My apologies to all the sci-fi fans who know nothing about the actual nature of computer programming and have been hoodwinked by shows like BSG and Caprica, etc. (And note that there is no more rabid sci-fi fan than I am, having read Rocketship Galileo when I was 7 years old, it making me into an instant, lifelong sci-fi nerd.)
The computer receives inputs from humans...
The more inputs it receives,the more "human " it becomes...
If humans teach the machine some...100k variations of human behaviour,the computer
will function accordingly...
Getting nervous,being diplomatic,commenting on Huffpost as conserrvative/independent/leftist
& so on...
Quotes about how some scientific achievement will never happen have a way of turning out to be wrong.
When I first started programming there were many serious philosophers who claimed that a computer would never be able to play chess. Then they claimed it would never be able to play at the Grand Master level which of course it has.
I'm not sure how you define "intelligence" but it seems to me it should include things like playing jeopardy or chess. Or perhaps flying an airplance. Or making a medical diagnosis. Computers have been doing all those things for years.
I do strongly agree with you that all the talk about Watson as Skynet or HAL are nonsense. While Watson is an amazing AI achievement and IMO clearly "intelligent" its not even close to being conscious or self aware.
However, I don't think any responsible scientist should say we know for a fact that a computer can NEVER be conscious for one simple reason: we don't have an accepted scientific definition for what it means for HUMANS to be conscious yet.

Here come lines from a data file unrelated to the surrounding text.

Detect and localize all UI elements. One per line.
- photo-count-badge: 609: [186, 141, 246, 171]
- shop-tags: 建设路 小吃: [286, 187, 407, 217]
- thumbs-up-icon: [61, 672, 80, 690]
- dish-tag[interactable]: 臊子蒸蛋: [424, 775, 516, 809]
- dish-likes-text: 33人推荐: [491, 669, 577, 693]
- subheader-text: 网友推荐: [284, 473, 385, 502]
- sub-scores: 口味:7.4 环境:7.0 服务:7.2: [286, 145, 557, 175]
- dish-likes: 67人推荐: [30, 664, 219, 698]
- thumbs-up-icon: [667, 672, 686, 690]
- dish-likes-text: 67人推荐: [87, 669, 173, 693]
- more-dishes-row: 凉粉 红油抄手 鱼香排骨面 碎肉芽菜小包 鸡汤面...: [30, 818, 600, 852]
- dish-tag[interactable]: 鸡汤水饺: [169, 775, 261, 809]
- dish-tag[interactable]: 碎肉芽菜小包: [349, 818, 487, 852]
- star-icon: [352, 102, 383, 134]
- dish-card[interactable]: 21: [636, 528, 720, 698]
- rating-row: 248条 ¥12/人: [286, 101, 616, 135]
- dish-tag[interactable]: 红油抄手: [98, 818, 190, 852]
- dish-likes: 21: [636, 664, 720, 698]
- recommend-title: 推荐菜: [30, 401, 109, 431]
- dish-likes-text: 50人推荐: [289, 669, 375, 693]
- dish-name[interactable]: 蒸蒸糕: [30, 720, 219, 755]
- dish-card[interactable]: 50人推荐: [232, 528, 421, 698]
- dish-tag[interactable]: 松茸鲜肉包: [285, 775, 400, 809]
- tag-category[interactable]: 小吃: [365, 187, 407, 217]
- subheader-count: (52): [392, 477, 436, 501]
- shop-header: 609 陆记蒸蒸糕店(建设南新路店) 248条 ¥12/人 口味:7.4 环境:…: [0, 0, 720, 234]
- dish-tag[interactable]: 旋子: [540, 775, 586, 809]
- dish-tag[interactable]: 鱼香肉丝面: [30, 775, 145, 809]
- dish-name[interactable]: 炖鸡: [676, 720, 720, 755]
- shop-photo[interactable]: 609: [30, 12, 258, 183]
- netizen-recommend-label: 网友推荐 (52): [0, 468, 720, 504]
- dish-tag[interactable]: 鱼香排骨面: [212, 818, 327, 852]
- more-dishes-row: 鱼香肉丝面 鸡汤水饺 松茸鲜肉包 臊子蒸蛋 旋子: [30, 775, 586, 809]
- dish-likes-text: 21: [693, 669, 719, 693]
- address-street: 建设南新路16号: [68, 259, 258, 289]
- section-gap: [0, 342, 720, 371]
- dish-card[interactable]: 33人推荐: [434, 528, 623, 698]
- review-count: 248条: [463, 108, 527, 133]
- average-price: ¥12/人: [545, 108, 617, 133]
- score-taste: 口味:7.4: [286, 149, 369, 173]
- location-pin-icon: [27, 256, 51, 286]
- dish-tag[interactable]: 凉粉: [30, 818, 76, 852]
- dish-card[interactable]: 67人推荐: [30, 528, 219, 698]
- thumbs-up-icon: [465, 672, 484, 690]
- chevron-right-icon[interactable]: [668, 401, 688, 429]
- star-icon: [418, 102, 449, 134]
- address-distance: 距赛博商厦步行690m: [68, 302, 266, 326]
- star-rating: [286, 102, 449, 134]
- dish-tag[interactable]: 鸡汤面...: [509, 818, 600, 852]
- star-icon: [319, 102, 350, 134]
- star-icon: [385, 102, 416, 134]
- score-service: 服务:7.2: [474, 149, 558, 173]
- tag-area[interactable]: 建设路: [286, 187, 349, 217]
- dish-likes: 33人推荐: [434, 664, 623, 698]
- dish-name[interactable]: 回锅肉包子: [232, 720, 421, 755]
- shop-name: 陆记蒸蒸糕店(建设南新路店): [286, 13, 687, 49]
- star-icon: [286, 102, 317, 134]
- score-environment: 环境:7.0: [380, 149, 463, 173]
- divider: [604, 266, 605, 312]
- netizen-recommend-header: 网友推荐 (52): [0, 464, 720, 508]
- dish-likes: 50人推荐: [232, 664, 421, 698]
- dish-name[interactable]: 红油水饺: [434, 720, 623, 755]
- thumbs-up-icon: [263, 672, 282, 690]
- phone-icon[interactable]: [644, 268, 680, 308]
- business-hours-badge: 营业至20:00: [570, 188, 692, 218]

Until we do we can hardly say for sure whether computers can or can't be. And that is why I find work like Watson ultimately so fascinating, it gives us insight into what intelligence and thought are that may help us understand how those things work for humans.
What Watson does is similar but much more difficult than Google. It parses natural language. It deals with puns and other word play and colloquialisms. It then searches through its knowledge base (that is somewhat similar to Google) and finds the best answer and again uses natural language processing to present the answer in a form acceptable in Jeopardy.

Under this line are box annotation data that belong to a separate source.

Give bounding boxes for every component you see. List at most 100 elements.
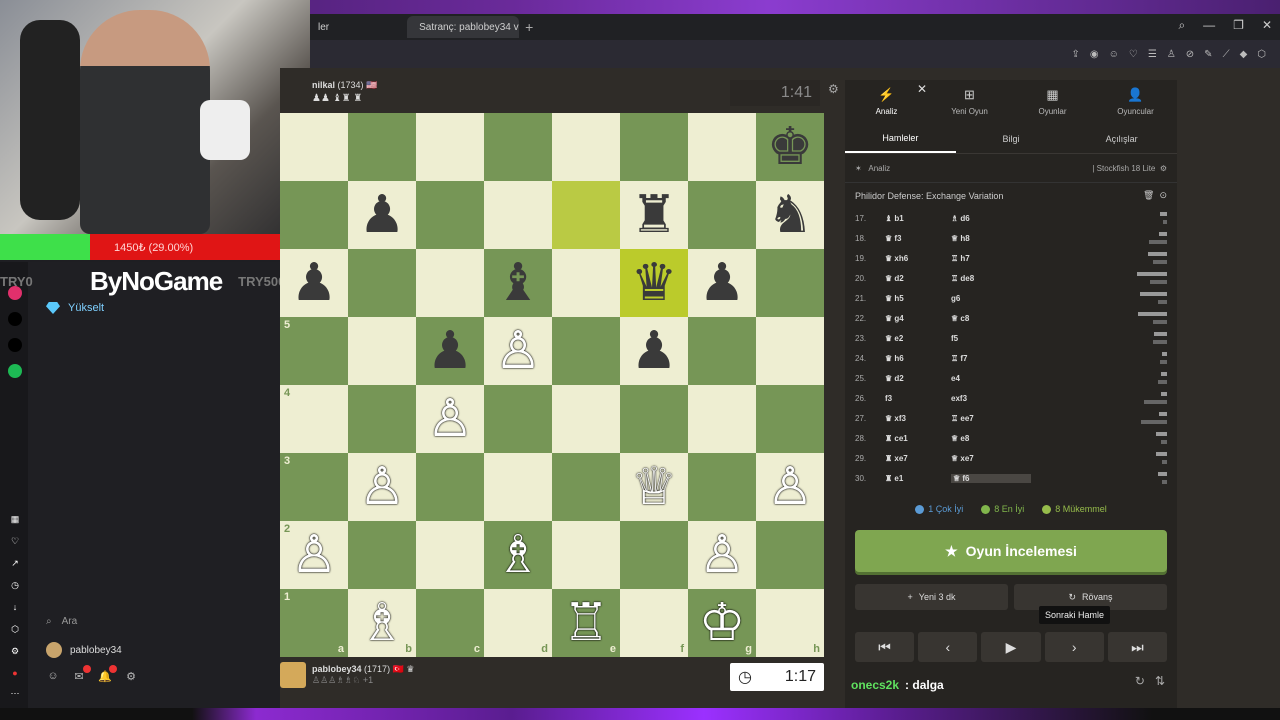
subtab-acilislar[interactable]: Açılışlar (1066, 124, 1177, 153)
check-circle-icon[interactable]: ⊙ (1159, 190, 1167, 200)
white-move[interactable]: ♛ h5 (885, 294, 951, 303)
black-move[interactable]: exf3 (951, 394, 1031, 403)
grid-icon[interactable]: ▦ (8, 512, 22, 526)
settings-icon[interactable]: ⚙ (8, 644, 22, 658)
user-profile[interactable]: pablobey34 (46, 642, 122, 658)
board-square[interactable]: ♝ (484, 249, 552, 317)
black-piece-icon[interactable]: ♞ (767, 189, 814, 241)
board-square[interactable] (756, 385, 824, 453)
board-square[interactable]: ♞ (756, 181, 824, 249)
board-square[interactable] (416, 453, 484, 521)
board-square[interactable] (688, 453, 756, 521)
chess-board[interactable]: ♚ ♟ ♜ ♞ ♟ ♝ ♛ ♟ 5 ♟ ♙ ♟ 4 ♙ 3 ♙ ♕ ♙ ♙ 2 ♗ ♙ 1 a ♗ b c d ♖ e f ♔ g h (280, 113, 824, 657)
opening-name[interactable]: Philidor Defense: Exchange Variation (855, 191, 1003, 201)
black-move[interactable]: ♖ ee7 (951, 414, 1031, 423)
board-square[interactable] (688, 181, 756, 249)
diamond-icon[interactable]: ◆ (1240, 49, 1248, 60)
board-square[interactable]: ♟ (348, 181, 416, 249)
white-move[interactable]: ♝ b1 (885, 214, 951, 223)
board-square[interactable]: ♙ 2 (280, 521, 348, 589)
black-move[interactable]: g6 (951, 294, 1031, 303)
share-icon[interactable]: ⇪ (1072, 49, 1080, 60)
board-square[interactable] (484, 385, 552, 453)
board-square[interactable]: ♙ (756, 453, 824, 521)
tiktok-icon[interactable] (8, 312, 22, 326)
new-tab-button[interactable]: + (525, 19, 533, 35)
flip-board-icon[interactable]: ⇅ (1155, 674, 1165, 688)
board-square[interactable]: ♙ (484, 317, 552, 385)
board-square[interactable] (280, 181, 348, 249)
board-square[interactable] (416, 181, 484, 249)
black-move[interactable]: ♖ f7 (951, 354, 1031, 363)
tab-yeni-oyun[interactable]: ⊞ Yeni Oyun (928, 80, 1011, 122)
pen-icon[interactable]: ✎ (1204, 49, 1212, 60)
board-square[interactable] (688, 113, 756, 181)
player-avatar[interactable] (280, 662, 306, 688)
summary-best[interactable]: 8 En İyi (981, 504, 1024, 514)
spotify-icon[interactable] (8, 364, 22, 378)
board-square[interactable] (416, 521, 484, 589)
white-move[interactable]: ♛ h6 (885, 354, 951, 363)
play-button[interactable]: ▶ (981, 632, 1041, 662)
black-move[interactable]: ♕ e8 (951, 434, 1031, 443)
board-square[interactable]: ♖ e (552, 589, 620, 657)
first-move-button[interactable]: ⏮ (855, 632, 915, 662)
white-move[interactable]: ♛ xf3 (885, 414, 951, 423)
line-icon[interactable]: ⟋ (1223, 49, 1230, 60)
board-square[interactable] (348, 317, 416, 385)
board-square[interactable] (552, 385, 620, 453)
board-square[interactable] (620, 113, 688, 181)
camera-icon[interactable]: ◉ (1090, 49, 1099, 60)
board-square[interactable]: ♙ (348, 453, 416, 521)
board-square[interactable] (552, 453, 620, 521)
extension-icon[interactable]: ⬡ (1257, 49, 1266, 60)
black-piece-icon[interactable]: ♟ (291, 257, 338, 309)
black-piece-icon[interactable]: ♝ (495, 257, 542, 309)
white-piece-icon[interactable]: ♗ (495, 529, 542, 581)
trash-icon[interactable]: 🗑 (1143, 190, 1154, 200)
board-square[interactable] (280, 113, 348, 181)
tab-active[interactable]: Satranç: pablobey34 ve ni (407, 16, 520, 38)
board-square[interactable] (552, 317, 620, 385)
board-square[interactable] (416, 249, 484, 317)
board-square[interactable]: ♟ (688, 249, 756, 317)
white-move[interactable]: ♛ f3 (885, 234, 951, 243)
board-square[interactable]: ♟ (620, 317, 688, 385)
white-piece-icon[interactable]: ♙ (291, 529, 338, 581)
settings-icon[interactable]: ⚙ (124, 670, 138, 684)
board-square[interactable]: ♙ (688, 521, 756, 589)
notification-bell-icon[interactable]: 🔔 (98, 665, 117, 684)
white-piece-icon[interactable]: ♙ (699, 529, 746, 581)
white-move[interactable]: ♛ xh6 (885, 254, 951, 263)
black-piece-icon[interactable]: ♟ (359, 189, 406, 241)
subtab-hamleler[interactable]: Hamleler (845, 124, 956, 153)
board-square[interactable] (552, 181, 620, 249)
black-move[interactable]: ♖ de8 (951, 274, 1031, 283)
white-piece-icon[interactable]: ♙ (427, 393, 474, 445)
board-square[interactable] (756, 317, 824, 385)
board-square[interactable] (484, 113, 552, 181)
board-square[interactable]: 1a (280, 589, 348, 657)
minimize-icon[interactable]: — (1203, 18, 1215, 33)
refresh-icon[interactable]: ↻ (1135, 674, 1145, 688)
black-move[interactable]: ♕ h8 (951, 234, 1031, 243)
board-square[interactable] (756, 249, 824, 317)
white-move[interactable]: ♜ e1 (885, 474, 951, 483)
black-move[interactable]: e4 (951, 374, 1031, 383)
summary-excellent[interactable]: 8 Mükemmel (1042, 504, 1107, 514)
board-square[interactable]: ♟ (280, 249, 348, 317)
list-icon[interactable]: ☰ (1148, 49, 1157, 60)
download-icon[interactable]: ↓ (8, 600, 22, 614)
engine-settings-icon[interactable]: ⚙ (1160, 164, 1167, 173)
white-piece-icon[interactable]: ♖ (563, 597, 610, 649)
friends-icon[interactable]: ☺ (46, 670, 60, 684)
white-move[interactable]: ♛ d2 (885, 274, 951, 283)
tab-previous[interactable]: ler (310, 16, 337, 38)
chart-icon[interactable]: ↗ (8, 556, 22, 570)
white-move[interactable]: ♜ xe7 (885, 454, 951, 463)
next-move-button[interactable]: › (1044, 632, 1104, 662)
black-piece-icon[interactable]: ♚ (767, 121, 814, 173)
board-square[interactable] (756, 521, 824, 589)
previous-move-button[interactable]: ‹ (918, 632, 978, 662)
subtab-bilgi[interactable]: Bilgi (956, 124, 1067, 153)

It has ramifications everywhere but actually I think there are many more promising than defense. As an intellgent assistant to physicians or stock traders for example.
Call me when the computer can understand what the host is saying and buzz in for itself.

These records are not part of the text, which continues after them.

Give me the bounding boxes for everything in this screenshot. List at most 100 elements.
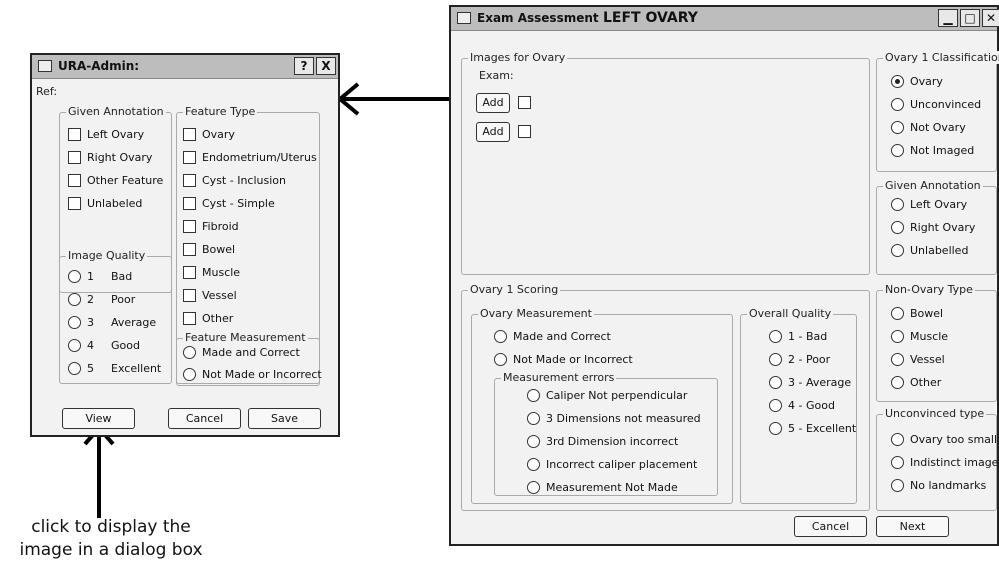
radio-button[interactable] bbox=[891, 121, 904, 134]
option-label: Other Feature bbox=[87, 174, 164, 187]
exam-given-annotation-group: Given Annotation Left Ovary Right Ovary … bbox=[876, 179, 997, 275]
group-legend: Image Quality bbox=[66, 249, 148, 262]
add-image-button-1[interactable]: Add bbox=[476, 93, 510, 113]
radio-button[interactable] bbox=[769, 422, 782, 435]
radio-button[interactable] bbox=[891, 75, 904, 88]
radio-button[interactable] bbox=[68, 362, 81, 375]
radio-button[interactable] bbox=[891, 244, 904, 257]
radio-button[interactable] bbox=[891, 221, 904, 234]
radio-button[interactable] bbox=[68, 316, 81, 329]
checkbox[interactable] bbox=[68, 174, 81, 187]
radio-button[interactable] bbox=[891, 307, 904, 320]
checkbox[interactable] bbox=[183, 151, 196, 164]
radio-button[interactable] bbox=[68, 270, 81, 283]
radio-button[interactable] bbox=[891, 376, 904, 389]
checkbox[interactable] bbox=[183, 174, 196, 187]
option-label: 3rd Dimension incorrect bbox=[546, 435, 679, 448]
radio-button[interactable] bbox=[527, 389, 540, 402]
option-label: Unlabelled bbox=[910, 244, 969, 257]
window-icon bbox=[457, 12, 471, 24]
ovary-measurement-group: Ovary Measurement Made and Correct Not M… bbox=[471, 307, 733, 504]
radio-button[interactable] bbox=[527, 481, 540, 494]
checkbox[interactable] bbox=[183, 312, 196, 325]
option-label: Indistinct image bbox=[910, 456, 999, 469]
option-label: Left Ovary bbox=[910, 198, 968, 211]
radio-button[interactable] bbox=[891, 98, 904, 111]
exam-title-prefix: Exam Assessment bbox=[477, 11, 599, 25]
option-label: Fibroid bbox=[202, 220, 239, 233]
close-button[interactable]: X bbox=[316, 57, 336, 75]
option-label: Unlabeled bbox=[87, 197, 143, 210]
quality-number: 3 bbox=[87, 316, 94, 329]
checkbox[interactable] bbox=[183, 220, 196, 233]
radio-button[interactable] bbox=[527, 435, 540, 448]
radio-button[interactable] bbox=[769, 330, 782, 343]
option-label: Ovary bbox=[910, 75, 943, 88]
add-image-button-2[interactable]: Add bbox=[476, 122, 510, 142]
feature-type-group: Feature Type Ovary Endometrium/Uterus Cy… bbox=[176, 105, 322, 386]
ura-admin-dialog: URA-Admin: ? X Ref: Given Annotation Lef… bbox=[30, 53, 340, 437]
option-label: Not Made or Incorrect bbox=[513, 353, 633, 366]
option-label: Made and Correct bbox=[513, 330, 611, 343]
checkbox[interactable] bbox=[183, 289, 196, 302]
overall-quality-group: Overall Quality 1 - Bad 2 - Poor 3 - Ave… bbox=[740, 307, 857, 504]
window-icon bbox=[38, 60, 52, 72]
view-button[interactable]: View bbox=[62, 408, 135, 429]
radio-button[interactable] bbox=[891, 353, 904, 366]
radio-button[interactable] bbox=[527, 458, 540, 471]
checkbox[interactable] bbox=[68, 128, 81, 141]
cancel-button[interactable]: Cancel bbox=[168, 408, 241, 429]
option-label: 4 - Good bbox=[788, 399, 835, 412]
radio-button[interactable] bbox=[183, 368, 196, 381]
save-button[interactable]: Save bbox=[248, 408, 321, 429]
radio-button[interactable] bbox=[891, 144, 904, 157]
checkbox[interactable] bbox=[68, 197, 81, 210]
radio-button[interactable] bbox=[891, 433, 904, 446]
radio-button[interactable] bbox=[891, 330, 904, 343]
minimize-icon[interactable]: ▁ bbox=[938, 9, 958, 27]
help-button[interactable]: ? bbox=[294, 57, 314, 75]
radio-button[interactable] bbox=[68, 293, 81, 306]
checkbox[interactable] bbox=[183, 128, 196, 141]
group-legend: Ovary 1 Classification bbox=[883, 51, 999, 64]
radio-button[interactable] bbox=[891, 198, 904, 211]
close-icon[interactable]: ✕ bbox=[982, 9, 999, 27]
exam-cancel-button[interactable]: Cancel bbox=[794, 516, 867, 537]
image-checkbox-1[interactable] bbox=[518, 96, 531, 109]
group-legend: Measurement errors bbox=[501, 371, 617, 384]
radio-button[interactable] bbox=[769, 399, 782, 412]
radio-button[interactable] bbox=[494, 353, 507, 366]
radio-button[interactable] bbox=[494, 330, 507, 343]
radio-button[interactable] bbox=[527, 412, 540, 425]
images-for-ovary-group: Images for Ovary Exam: Add Add bbox=[461, 51, 870, 275]
next-button[interactable]: Next bbox=[876, 516, 949, 537]
radio-button[interactable] bbox=[891, 456, 904, 469]
option-label: Muscle bbox=[910, 330, 949, 343]
group-legend: Ovary 1 Scoring bbox=[468, 283, 561, 296]
image-quality-group: Image Quality 1 Bad 2 Poor 3 Average 4 Good … bbox=[59, 249, 172, 384]
radio-button[interactable] bbox=[769, 376, 782, 389]
quality-label: Average bbox=[111, 316, 157, 329]
group-legend: Unconvinced type bbox=[883, 407, 987, 420]
option-label: 2 - Poor bbox=[788, 353, 831, 366]
view-annotation-caption-line-2: image in a dialog box bbox=[19, 540, 203, 560]
group-legend: Given Annotation bbox=[883, 179, 983, 192]
radio-button[interactable] bbox=[891, 479, 904, 492]
checkbox[interactable] bbox=[183, 197, 196, 210]
radio-button[interactable] bbox=[769, 353, 782, 366]
group-legend: Ovary Measurement bbox=[478, 307, 594, 320]
checkbox[interactable] bbox=[183, 243, 196, 256]
option-label: Right Ovary bbox=[87, 151, 153, 164]
radio-button[interactable] bbox=[183, 346, 196, 359]
group-legend: Overall Quality bbox=[747, 307, 834, 320]
radio-button[interactable] bbox=[68, 339, 81, 352]
quality-number: 4 bbox=[87, 339, 94, 352]
group-legend: Images for Ovary bbox=[468, 51, 568, 64]
group-legend: Non-Ovary Type bbox=[883, 283, 975, 296]
checkbox[interactable] bbox=[68, 151, 81, 164]
maximize-icon[interactable]: □ bbox=[960, 9, 980, 27]
image-checkbox-2[interactable] bbox=[518, 125, 531, 138]
checkbox[interactable] bbox=[183, 266, 196, 279]
view-annotation-caption-line-1: click to display the bbox=[31, 517, 191, 537]
option-label: Other bbox=[910, 376, 942, 389]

Watson also does a very good job quantifying how well it knows what it knows and recognizing when it doesn't know anything about a subject -- something most humans have trouble doing well.
BTW: Watson did buzz in for itself. Did you actually watch the show?
However, Watson gets his buddies to work in a social network (direct cable I imagine) and demands quality education...
So what exactly is this proof? I would like to see it. I'm pretty familiar with computer science and logic and I've never heard that.
Now, if sporty1 could demonstrate that humans *can* solve the halting problem for all algorithms but computers can't, that would be pretty impressive. But there's no reason to believe that any human can do it, either.
You could very easily teach a computer "practical" infinity that would suit all but 1 in a google of it purposes, though. Dear computer, when you reach a billion to the power of a billion, stop and try something else, that's one line of code.
Also, the author posits an infinite loop as 'to operate in perpetuity without tiring' which also isn't true. The world's most powerful supercomputer consumes the equivalent of 50,000 BLT sandwiches in energy every day.